REUTERS/Dado Ruvic/Illustration
GAS PRICE 'CORRIDOR'
Belgium, Greece, Italy and Poland put forward their own proposal on
Thursday for a "dynamic price corridor" for gas.
"The corridor would apply to all wholesale transactions, not limited
to import from specific jurisdictions and not limited to specific
use of natural gas," the countries said a document outlining the
"corridor" - a range determined by and lower than the market price.
The document, seen by Reuters, suggested setting the corridor at a
level high enough to let the gas market function, and flexible
enough to ensure European countries can attract supply. If
necessary, that could mean allowing gas transactions at prices above
the corridor, it said.
The gas price would be able to fluctuate within the corridor range,
to keep providing price signals that direct supply to regions that
need it, the document said, adding that it should also apply to
long-term contracts that are pegged to existing gas price
benchmarks.
PRICE CAP ON GAS USED FOR ELECTRICITY
Von der Leyen said the EU should also consider an EU price cap
specifically on gas used for power generation.
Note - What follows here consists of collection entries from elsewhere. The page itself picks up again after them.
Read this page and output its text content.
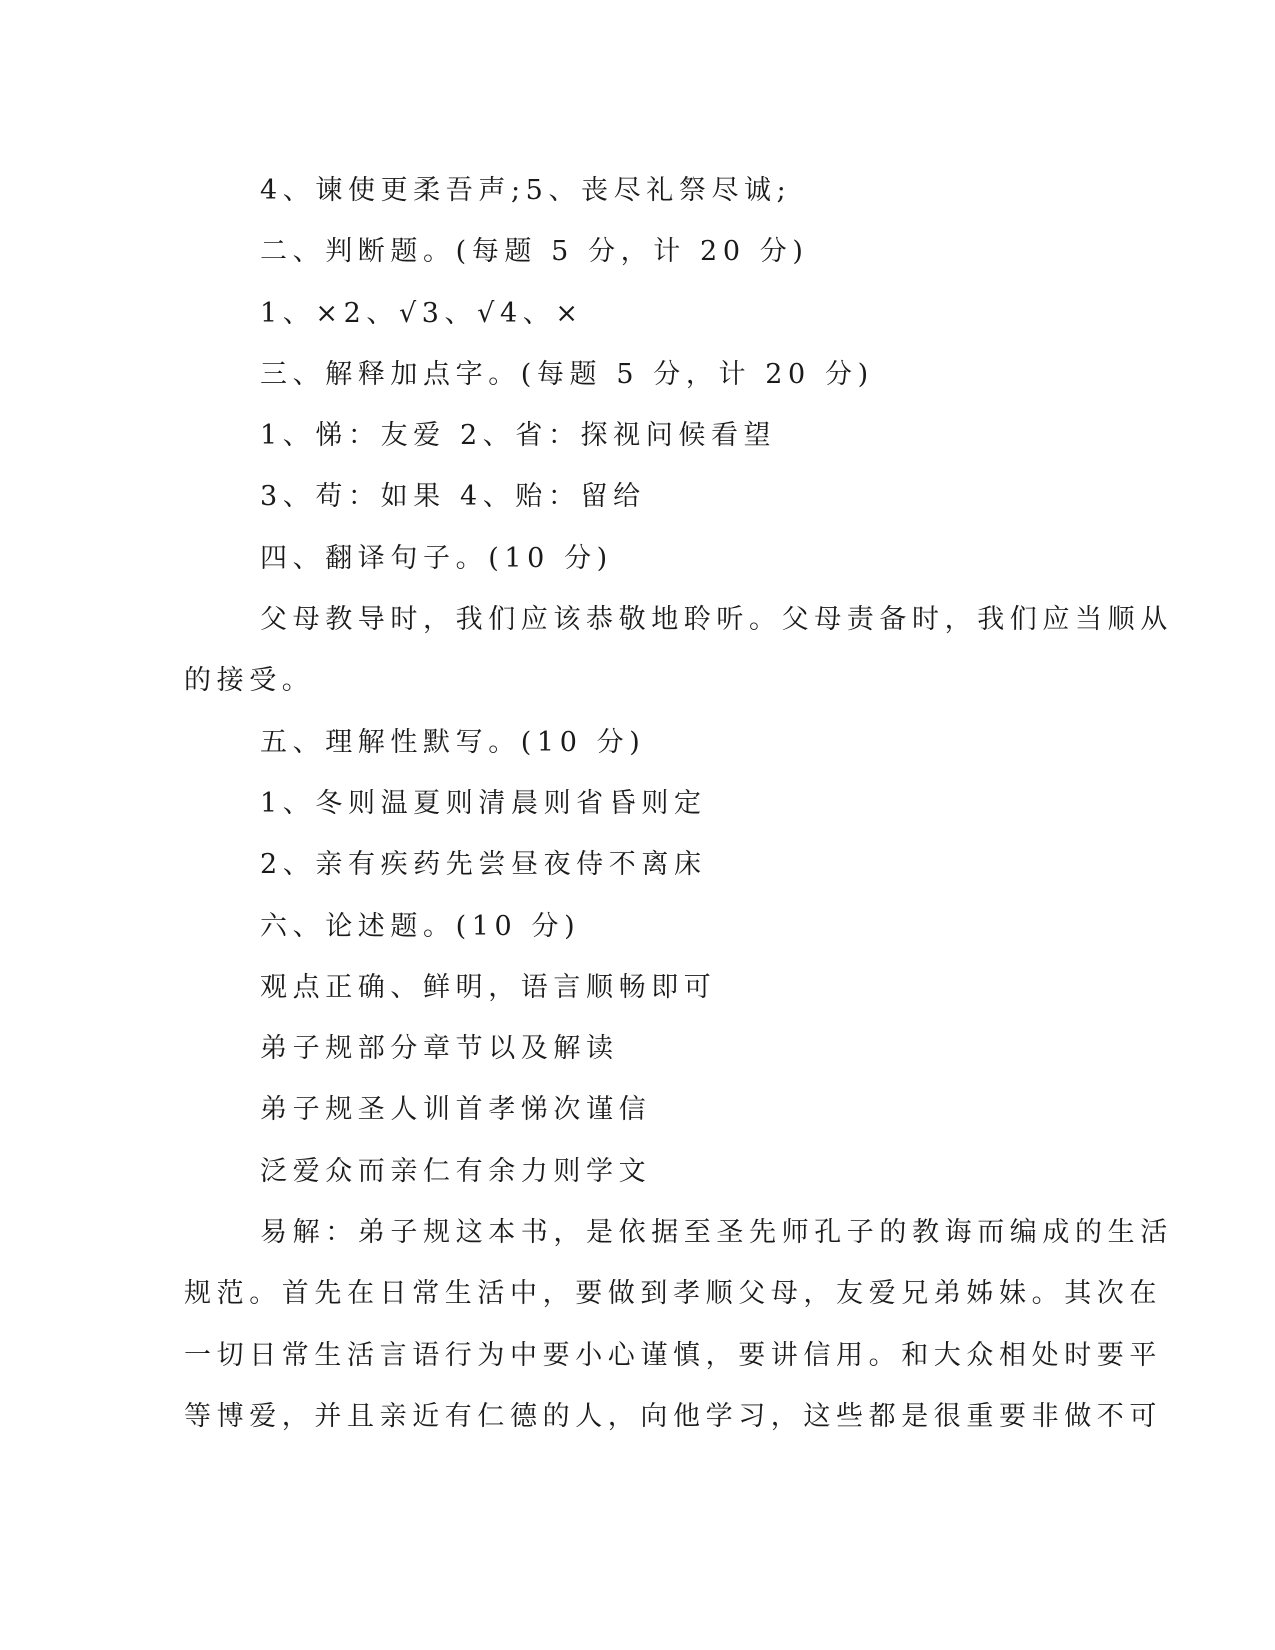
4、谏使更柔吾声;5、丧尽礼祭尽诚;
二、判断题。(每题 5 分，计 20 分)
1、×2、√3、√4、×
三、解释加点字。(每题 5 分，计 20 分)
1、悌：友爱 2、省：探视问候看望
3、苟：如果 4、贻：留给
四、翻译句子。(10 分)
父母教导时，我们应该恭敬地聆听。父母责备时，我们应当顺从
的接受。
五、理解性默写。(10 分)
1、冬则温夏则清晨则省昏则定
2、亲有疾药先尝昼夜侍不离床
六、论述题。(10 分)
观点正确、鲜明，语言顺畅即可
弟子规部分章节以及解读
弟子规圣人训首孝悌次谨信
泛爱众而亲仁有余力则学文
易解：弟子规这本书，是依据至圣先师孔子的教诲而编成的生活
规范。首先在日常生活中，要做到孝顺父母，友爱兄弟姊妹。其次在
一切日常生活言语行为中要小心谨慎，要讲信用。和大众相处时要平
等博爱，并且亲近有仁德的人，向他学习，这些都是很重要非做不可
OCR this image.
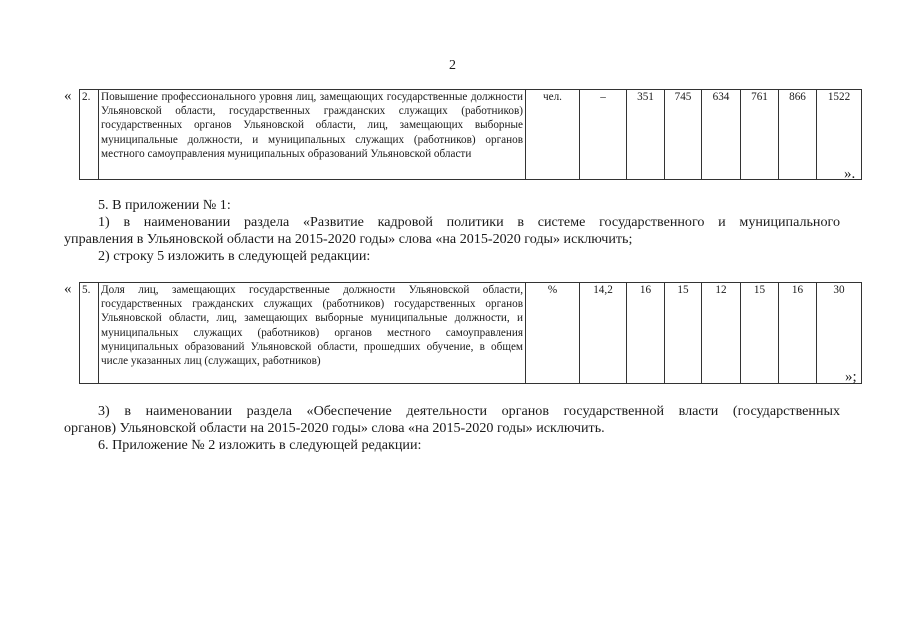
2
« 2.	Повышение профессионального уровня лиц, замещающих государственные должности Ульяновской области, государственных гражданских служащих (работников) государственных органов Ульяновской области, лиц, замещающих выборные муниципальные должности, и муниципальных служащих (работников) органов местного самоуправления муниципальных образований Ульяновской области	чел.	–	351	745	634	761	866	1522
».
5. В приложении № 1:
1) в наименовании раздела «Развитие кадровой политики в системе государственного и муниципального
управления в Ульяновской области на 2015-2020 годы» слова «на 2015-2020 годы» исключить;
2) строку 5 изложить в следующей редакции:
« 5.	Доля лиц, замещающих государственные должности Ульяновской области, государственных гражданских служащих (работников) государственных органов Ульяновской области, лиц, замещающих выборные муниципальные должности, и муниципальных служащих (работников) органов местного самоуправления муниципальных образований Ульяновской области, прошедших обучение, в общем числе указанных лиц (служащих, работников)	%	14,2	16	15	12	15	16	30
»;
3) в наименовании раздела «Обеспечение деятельности органов государственной власти (государственных
органов) Ульяновской области на 2015-2020 годы» слова «на 2015-2020 годы» исключить.
6. Приложение № 2 изложить в следующей редакции:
European electricity prices are set by the last power plant needed
to meet demand - typically, a gas plant. Lowering the cost of
gas-fuelled power could therefore bring down the overall power price
- though governments would need to compensate gas plants for the gap
between the capped price and the higher market price at which they
buy fuel.
Spain and Portugal implemented a scheme to do this in June - which
has helped to reduce local power prices, but at the same time
Spain's gas use increased.
The Commission has said any interventions to lower gas prices must
be coupled with measures to avoid driving an increase in gas demand
when countries need to save scarce fuel.
PRICE CAP ON RUSSIAN GAS
The Commission suggested a Russian gas price cap in September, but
dropped the idea after resistance from central and eastern European
countries worried Moscow would retaliate by cutting off the gas it
still sends to them.
Europe relied on Russia for roughly 40% of its gas before Moscow
invaded Ukraine. That share has dropped to 9% as Russia has cut
supplies to Europe.
Given the fall in Russian volumes, some EU diplomats said a price
cap would do little to reduce European gas prices, and would
function as more of a geopolitical move to cut revenues to Moscow.
NEXT STEPS
The EU country leaders' discussion on Friday will give a steer to
Brussels on what type of measures they would support. EU countries'
energy ministers meet on Oct. 11-12 to continue debating gas price
caps.
The Commission, which drafts EU policies, has said it is ready to
propose extra measures to tackle the energy crisis. Once the
Commission puts forward proposals, the bloc's 27 countries will
negotiate them and try to find a final deal.